E sono stati proprio i giovani a presentare  il loro progetto all’Arcivescovo e alle Autorità scolastiche. Il percorso “Giovani protagonisti”  è stato proposto dal Tavolo delle Dipendenze e dall’Ufficio diocesano di Pastorale Scolastica, con il patrocinio dell’Ufficio scolastico provinciale, della Regione Emilia-Romagna e con la consulenza scientifica dell’Istituzione Minguzzi di Bologna.

All’incontro erano presenti l’Arcivescovo, il Provveditore agli studi di Bologna Giuseppe Antonio Panzardi, il Dirigente scolastico dell’ITIS Belluzzi Marco Ortu, don Matteo Prosperini, Vicario episcopale per il settore Carità, Teresa Marzocchi del Tavolo delle Dipendenze, Silvia Cocchi, Direttrice dell’Ufficio diocesano per la pastorale scolastica, e Silvia Cotti Docente dell’Istituto Belluzzi.

Intervistato dopo la presentazione Giuseppe Antonio Panzardi, Provveditore agli Studi di Bologna ha sottolineato “Il messaggio è quello di parlarsi, di dialogare, di non tenere dentro tutto quello che i giovanni hanno perché poi abbiamo visto le situazioni difficili in cui il disagio prevale, e a volte prevale nelle forme peggiori con atti violenti”.

Le parole del Dirigente scolastico dell ITIS BELLUZZI,  Marco Ortu, hanno ricordato come i ragazzi vogliono essere ascoltati e  protagonisti, e come questo progetto permetta di farli sentire a proprio agio per contribuire a costruire al meglio il loro futuro e  soprattutto per consentire ai ragazzi di esprimere le loro emozioni.

Don Matteo Prosperini, Vicario Episcopale per il settore Carità ha sottolineato l’importanza di ribaltare la lettura partendo proprio dai protagonismo dei ragazzi, ascoltandoli per sapere cosa mettono al centro delle loro riflessioni, per così poter raccogliere delle istanze vere.

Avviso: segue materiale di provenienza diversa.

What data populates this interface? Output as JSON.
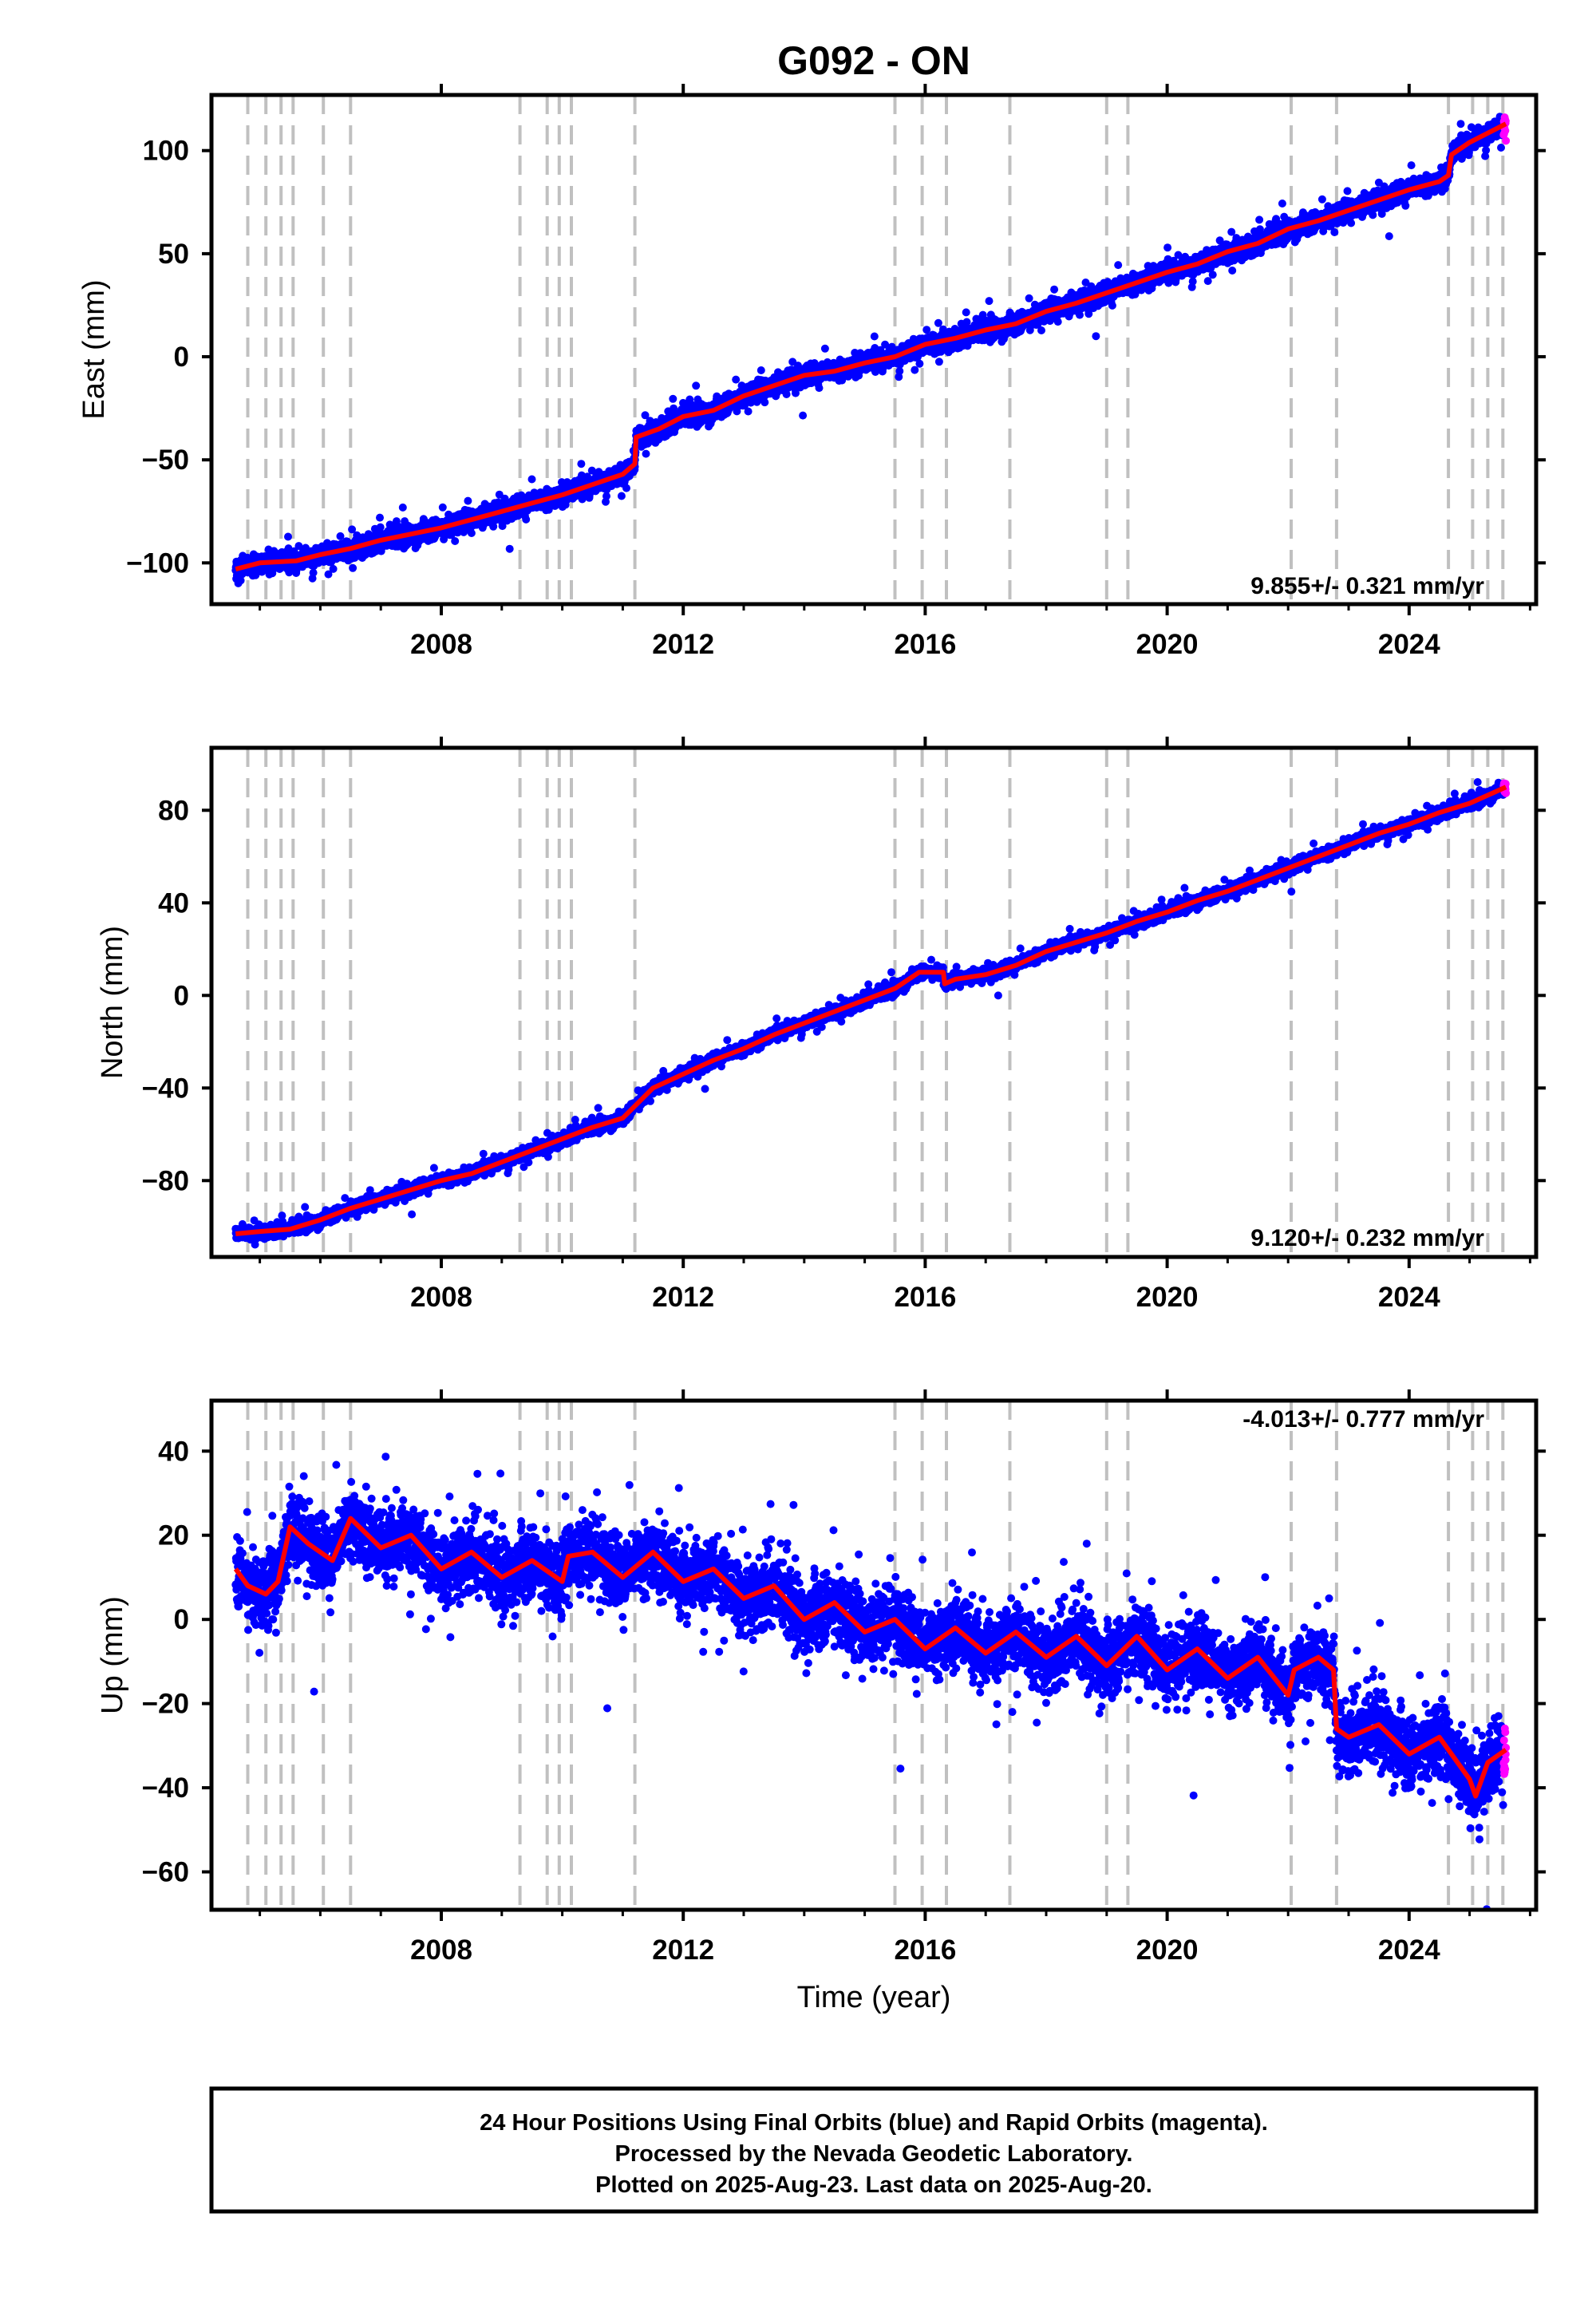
{
  "title": "G092 - ON",
  "colors": {
    "final": "#0000ff",
    "rapid": "#ff00ff",
    "model": "#ff0000",
    "grid": "#c0c0c0"
  },
  "chart_data": [
    {
      "type": "scatter",
      "name": "east",
      "ylabel": "East (mm)",
      "rate_label": "9.855+/- 0.321 mm/yr",
      "rate_position": "bottom-right",
      "xlim": [
        2004.2,
        2026.1
      ],
      "ylim": [
        -120,
        127
      ],
      "yticks": [
        -100,
        -50,
        0,
        50,
        100
      ],
      "yticklabels": [
        "−100",
        "−50",
        "0",
        "50",
        "100"
      ],
      "xticks": [
        2008,
        2012,
        2016,
        2020,
        2024
      ],
      "xticklabels": [
        "2008",
        "2012",
        "2016",
        "2020",
        "2024"
      ],
      "model_points": [
        [
          2004.6,
          -103
        ],
        [
          2005.0,
          -100
        ],
        [
          2005.6,
          -99
        ],
        [
          2006.0,
          -96
        ],
        [
          2006.5,
          -93
        ],
        [
          2007.0,
          -89
        ],
        [
          2007.5,
          -86
        ],
        [
          2008.0,
          -83
        ],
        [
          2008.5,
          -79
        ],
        [
          2009.0,
          -75
        ],
        [
          2009.5,
          -71
        ],
        [
          2010.0,
          -67
        ],
        [
          2010.5,
          -62
        ],
        [
          2011.0,
          -57
        ],
        [
          2011.2,
          -52
        ],
        [
          2011.22,
          -39
        ],
        [
          2011.6,
          -35
        ],
        [
          2012.0,
          -29
        ],
        [
          2012.5,
          -26
        ],
        [
          2013.0,
          -19
        ],
        [
          2013.5,
          -14
        ],
        [
          2014.0,
          -9
        ],
        [
          2014.5,
          -7
        ],
        [
          2015.0,
          -3
        ],
        [
          2015.5,
          0
        ],
        [
          2016.0,
          6
        ],
        [
          2016.5,
          9
        ],
        [
          2017.0,
          13
        ],
        [
          2017.5,
          16
        ],
        [
          2018.0,
          22
        ],
        [
          2018.5,
          26
        ],
        [
          2019.0,
          31
        ],
        [
          2019.5,
          36
        ],
        [
          2020.0,
          41
        ],
        [
          2020.5,
          45
        ],
        [
          2021.0,
          51
        ],
        [
          2021.5,
          55
        ],
        [
          2022.0,
          62
        ],
        [
          2022.5,
          66
        ],
        [
          2023.0,
          71
        ],
        [
          2023.5,
          76
        ],
        [
          2024.0,
          81
        ],
        [
          2024.5,
          85
        ],
        [
          2024.65,
          88
        ],
        [
          2024.7,
          98
        ],
        [
          2025.0,
          104
        ],
        [
          2025.6,
          113
        ]
      ],
      "scatter_sd": 4.5,
      "rapid_last_points": 12
    },
    {
      "type": "scatter",
      "name": "north",
      "ylabel": "North (mm)",
      "rate_label": "9.120+/- 0.232 mm/yr",
      "rate_position": "bottom-right",
      "xlim": [
        2004.2,
        2026.1
      ],
      "ylim": [
        -113,
        107
      ],
      "yticks": [
        -80,
        -40,
        0,
        40,
        80
      ],
      "yticklabels": [
        "−80",
        "−40",
        "0",
        "40",
        "80"
      ],
      "xticks": [
        2008,
        2012,
        2016,
        2020,
        2024
      ],
      "xticklabels": [
        "2008",
        "2012",
        "2016",
        "2020",
        "2024"
      ],
      "model_points": [
        [
          2004.6,
          -103
        ],
        [
          2005.0,
          -102
        ],
        [
          2005.5,
          -101
        ],
        [
          2006.0,
          -97
        ],
        [
          2006.5,
          -92
        ],
        [
          2007.0,
          -88
        ],
        [
          2007.5,
          -84
        ],
        [
          2008.0,
          -80
        ],
        [
          2008.5,
          -77
        ],
        [
          2009.0,
          -72
        ],
        [
          2009.5,
          -67
        ],
        [
          2010.0,
          -62
        ],
        [
          2010.5,
          -57
        ],
        [
          2011.0,
          -53
        ],
        [
          2011.5,
          -40
        ],
        [
          2012.0,
          -34
        ],
        [
          2012.5,
          -28
        ],
        [
          2013.0,
          -23
        ],
        [
          2013.5,
          -17
        ],
        [
          2014.0,
          -12
        ],
        [
          2014.5,
          -7
        ],
        [
          2015.0,
          -2
        ],
        [
          2015.5,
          3
        ],
        [
          2015.9,
          10
        ],
        [
          2016.3,
          10
        ],
        [
          2016.32,
          5
        ],
        [
          2016.5,
          7
        ],
        [
          2017.0,
          9
        ],
        [
          2017.5,
          13
        ],
        [
          2018.0,
          19
        ],
        [
          2018.5,
          23
        ],
        [
          2019.0,
          27
        ],
        [
          2019.5,
          32
        ],
        [
          2020.0,
          36
        ],
        [
          2020.5,
          41
        ],
        [
          2021.0,
          45
        ],
        [
          2021.5,
          50
        ],
        [
          2022.0,
          55
        ],
        [
          2022.5,
          60
        ],
        [
          2023.0,
          65
        ],
        [
          2023.5,
          70
        ],
        [
          2024.0,
          74
        ],
        [
          2024.5,
          79
        ],
        [
          2025.0,
          83
        ],
        [
          2025.6,
          90
        ]
      ],
      "scatter_sd": 2.5,
      "rapid_last_points": 12
    },
    {
      "type": "scatter",
      "name": "up",
      "ylabel": "Up (mm)",
      "rate_label": "-4.013+/- 0.777 mm/yr",
      "rate_position": "top-right",
      "xlabel": "Time (year)",
      "xlim": [
        2004.2,
        2026.1
      ],
      "ylim": [
        -69,
        52
      ],
      "yticks": [
        -60,
        -40,
        -20,
        0,
        20,
        40
      ],
      "yticklabels": [
        "−60",
        "−40",
        "−20",
        "0",
        "20",
        "40"
      ],
      "xticks": [
        2008,
        2012,
        2016,
        2020,
        2024
      ],
      "xticklabels": [
        "2008",
        "2012",
        "2016",
        "2020",
        "2024"
      ],
      "model_points": [
        [
          2004.6,
          12
        ],
        [
          2004.8,
          8
        ],
        [
          2005.1,
          6
        ],
        [
          2005.3,
          9
        ],
        [
          2005.5,
          22
        ],
        [
          2005.8,
          18
        ],
        [
          2006.2,
          14
        ],
        [
          2006.5,
          24
        ],
        [
          2007.0,
          17
        ],
        [
          2007.5,
          20
        ],
        [
          2008.0,
          12
        ],
        [
          2008.5,
          16
        ],
        [
          2009.0,
          10
        ],
        [
          2009.5,
          14
        ],
        [
          2010.0,
          9
        ],
        [
          2010.1,
          15
        ],
        [
          2010.5,
          16
        ],
        [
          2011.0,
          10
        ],
        [
          2011.5,
          16
        ],
        [
          2012.0,
          9
        ],
        [
          2012.5,
          12
        ],
        [
          2013.0,
          5
        ],
        [
          2013.5,
          8
        ],
        [
          2014.0,
          0
        ],
        [
          2014.5,
          4
        ],
        [
          2015.0,
          -3
        ],
        [
          2015.5,
          0
        ],
        [
          2016.0,
          -7
        ],
        [
          2016.5,
          -2
        ],
        [
          2017.0,
          -8
        ],
        [
          2017.5,
          -3
        ],
        [
          2018.0,
          -9
        ],
        [
          2018.5,
          -4
        ],
        [
          2019.0,
          -11
        ],
        [
          2019.5,
          -4
        ],
        [
          2020.0,
          -12
        ],
        [
          2020.5,
          -7
        ],
        [
          2021.0,
          -14
        ],
        [
          2021.5,
          -9
        ],
        [
          2022.0,
          -18
        ],
        [
          2022.1,
          -12
        ],
        [
          2022.5,
          -9
        ],
        [
          2022.75,
          -12
        ],
        [
          2022.8,
          -26
        ],
        [
          2023.0,
          -28
        ],
        [
          2023.5,
          -25
        ],
        [
          2024.0,
          -32
        ],
        [
          2024.5,
          -28
        ],
        [
          2024.7,
          -32
        ],
        [
          2025.0,
          -38
        ],
        [
          2025.1,
          -42
        ],
        [
          2025.3,
          -34
        ],
        [
          2025.6,
          -31
        ]
      ],
      "scatter_sd": 8.0,
      "rapid_last_points": 12
    }
  ],
  "step_epochs": [
    2004.8,
    2005.1,
    2005.35,
    2005.55,
    2006.05,
    2006.5,
    2009.3,
    2009.75,
    2009.95,
    2010.15,
    2011.2,
    2015.5,
    2015.95,
    2016.35,
    2017.4,
    2019.0,
    2019.35,
    2022.05,
    2022.8,
    2024.65,
    2025.05,
    2025.3,
    2025.55
  ],
  "footer": {
    "line1": "24 Hour Positions Using Final Orbits (blue) and Rapid Orbits (magenta).",
    "line2": "Processed by the Nevada Geodetic Laboratory.",
    "line3": "Plotted on 2025-Aug-23. Last data on 2025-Aug-20."
  }
}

Teresa Marzocchi del Tavolo per le dipendenze, ha messo in luce l’impegno della Chiesa bolognese che ha deciso di andare nelle scuole ad ascoltare che cosa hanno da dire i ragazzi..

Il progetto che intende affrontare e contenere il disagio giovanile, si propone come ha ricordato Maia Letizia Cotti, Docente dell’Istituto Belluzzi , di non voler arrivare a dover affrontare il disagio dei giovani prevenendolo nel momento in cui i ragazzi sono ancora nella condizione di agio.

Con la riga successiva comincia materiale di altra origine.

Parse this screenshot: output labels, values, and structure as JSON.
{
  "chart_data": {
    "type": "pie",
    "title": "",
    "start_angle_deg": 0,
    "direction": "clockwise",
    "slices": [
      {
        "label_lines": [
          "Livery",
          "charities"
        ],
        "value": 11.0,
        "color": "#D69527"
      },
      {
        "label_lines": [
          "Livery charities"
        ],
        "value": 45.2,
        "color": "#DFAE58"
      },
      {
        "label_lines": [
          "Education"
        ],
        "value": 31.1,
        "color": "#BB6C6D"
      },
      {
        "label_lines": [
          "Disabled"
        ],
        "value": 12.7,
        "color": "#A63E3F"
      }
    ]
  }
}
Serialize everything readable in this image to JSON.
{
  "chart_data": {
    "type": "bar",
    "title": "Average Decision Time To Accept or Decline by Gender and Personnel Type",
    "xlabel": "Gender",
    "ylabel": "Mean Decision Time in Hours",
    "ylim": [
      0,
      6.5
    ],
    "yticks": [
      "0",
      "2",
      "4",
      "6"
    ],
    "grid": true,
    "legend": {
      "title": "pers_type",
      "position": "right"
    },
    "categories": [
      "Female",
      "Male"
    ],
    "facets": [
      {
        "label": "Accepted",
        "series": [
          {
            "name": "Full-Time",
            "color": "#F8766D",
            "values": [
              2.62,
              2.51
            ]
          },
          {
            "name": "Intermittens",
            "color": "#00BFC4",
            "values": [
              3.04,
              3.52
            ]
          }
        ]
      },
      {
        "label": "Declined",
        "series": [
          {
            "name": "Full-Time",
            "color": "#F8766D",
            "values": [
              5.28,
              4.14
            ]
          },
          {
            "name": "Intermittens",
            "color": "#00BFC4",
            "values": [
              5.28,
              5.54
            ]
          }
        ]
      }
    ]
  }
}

In questo anno scolastico la risposta degli Istituti Scolastici  a “Giovani Protagonisti” è stata particolarmente rilevante. L’Istituto Belluzzi-Fioravanti ha confermato la partecipazione nel primo quadrimestre di ben 12 classi (tutte le classi terze) con un forte impegno della scuola nella collaborazione fattiva alla realizzazione dell’iniziativa.

In questi giorni l’Istituzione Minguzzi sta sottoponendo, con la collaborazione degli insegnanti, il questionario di monitoraggio e valutazione e organizzando alcuni focus group, con una rappresentanza degli studenti e studentesse che hanno partecipato al progetto.